Other data points to a Democratic structural advantage emerging now. Dems lead the Congressional Generic, 45-41. Party favs/unfavs are 44/48 for the Ds, 31/58 for the Rs. Dems lead Party ID by 6, 37/31. Obama’s approval is holding near 2nd term highs, in the low to mid 50s depending on the poll. In the Huff Po data, he is now in positive territory on the economy, and we know from other data, there has been a sharp improvement in how the public sees the economy over the past few months in particular. Trump’s unsteadiness makes it unlikely for him to make gains if there is violent act of some kind before the election, and given how well the economy is doing, there just isn’t going to be a lot he can do to gain meaningful advantage here. If the new tax story starts to eat into his over performing numbers on economic stewardship, you could begin to see movement in the race towards the Democrats that could start to really impact down ballot races.

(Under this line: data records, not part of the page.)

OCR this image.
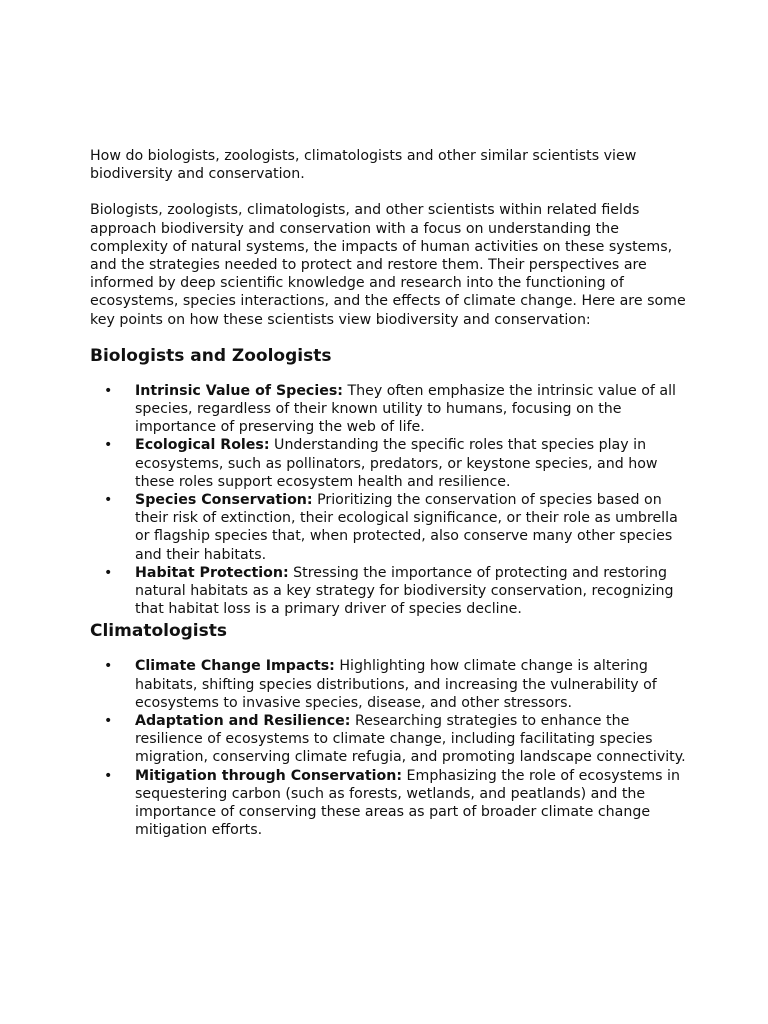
How do biologists, zoologists, climatologists and other similar scientists view biodiversity and conservation.

Biologists, zoologists, climatologists, and other scientists within related fields approach biodiversity and conservation with a focus on understanding the complexity of natural systems, the impacts of human activities on these systems, and the strategies needed to protect and restore them. Their perspectives are informed by deep scientific knowledge and research into the functioning of ecosystems, species interactions, and the effects of climate change. Here are some key points on how these scientists view biodiversity and conservation:

Biologists and Zoologists
• Intrinsic Value of Species: They often emphasize the intrinsic value of all species, regardless of their known utility to humans, focusing on the importance of preserving the web of life.
• Ecological Roles: Understanding the specific roles that species play in ecosystems, such as pollinators, predators, or keystone species, and how these roles support ecosystem health and resilience.
• Species Conservation: Prioritizing the conservation of species based on their risk of extinction, their ecological significance, or their role as umbrella or flagship species that, when protected, also conserve many other species and their habitats.
• Habitat Protection: Stressing the importance of protecting and restoring natural habitats as a key strategy for biodiversity conservation, recognizing that habitat loss is a primary driver of species decline.
Climatologists
• Climate Change Impacts: Highlighting how climate change is altering habitats, shifting species distributions, and increasing the vulnerability of ecosystems to invasive species, disease, and other stressors.
• Adaptation and Resilience: Researching strategies to enhance the resilience of ecosystems to climate change, including facilitating species migration, conserving climate refugia, and promoting landscape connectivity.
• Mitigation through Conservation: Emphasizing the role of ecosystems in sequestering carbon (such as forests, wetlands, and peatlands) and the importance of conserving these areas as part of broader climate change mitigation efforts.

It is important to remember that Obama won by 7 and 4 points in his two campaigns. The electorate was going to be perhaps 2% points more Democratic this time, given the increase of minorities and Millennials since 2012. So a 4-6 point victory by Clinton was always the a possible outcome of this election assuming the GOP nominee could not break the demographic advantage Democrats have had of late. And we know that hasn’t happened in 2016 – in fact, the Democratic Presidential advantage may have actually increased this year. Trump is campaigning today in Arizona, a state Mitt Romney won by 9, that appears to be a true toss up today (see my recent piece on Dems expanding the map).

If the structure of the race is settling into a 4-6 point Democratic advantage, it will take a few weeks for us to see how/if this impacting the down ballot races, particularly Senate and House. Real Clear Politics has its Senate “no toss ups” map moving from 51/49 R to 50/50 this week – a sign that things have moved there a bit. Clinton’s new intense focus on Millennials and Hispanics, two groups with a lot of newer and thus more episodic voters, could have its biggest impact on close down ballot races who just don’t have the bandwith or expertise to reach these voters.

The Millennial opportunity for Democrats this cycle cannot be overstated. 20m new Millennials have entered the electorate since 2012. If even just half of them vote, and vote 2:1 Democratic (may be conservative), this is an additional 3.5m votes for Democrats. Obama’s margin of victory in 2012 was 5m votes. So this Millennial thing ain’t beanbag, and the Clinton campaign is right to be pouring energy and resources into this opportunity this cycle.

So, yes, lots of caveats - but early indications are this has been a potentially decisive week in the Presidential election. 

Update 10/3 7pm - CBS's new poll has the race going from 42/42 to 45/41 for Clinton; new CNN/ORC has the race going from 45/43 Trump to 47/42 Clinton.  Along with Morning Consult, these are swings of 7, 7 and 4 points.  Game change!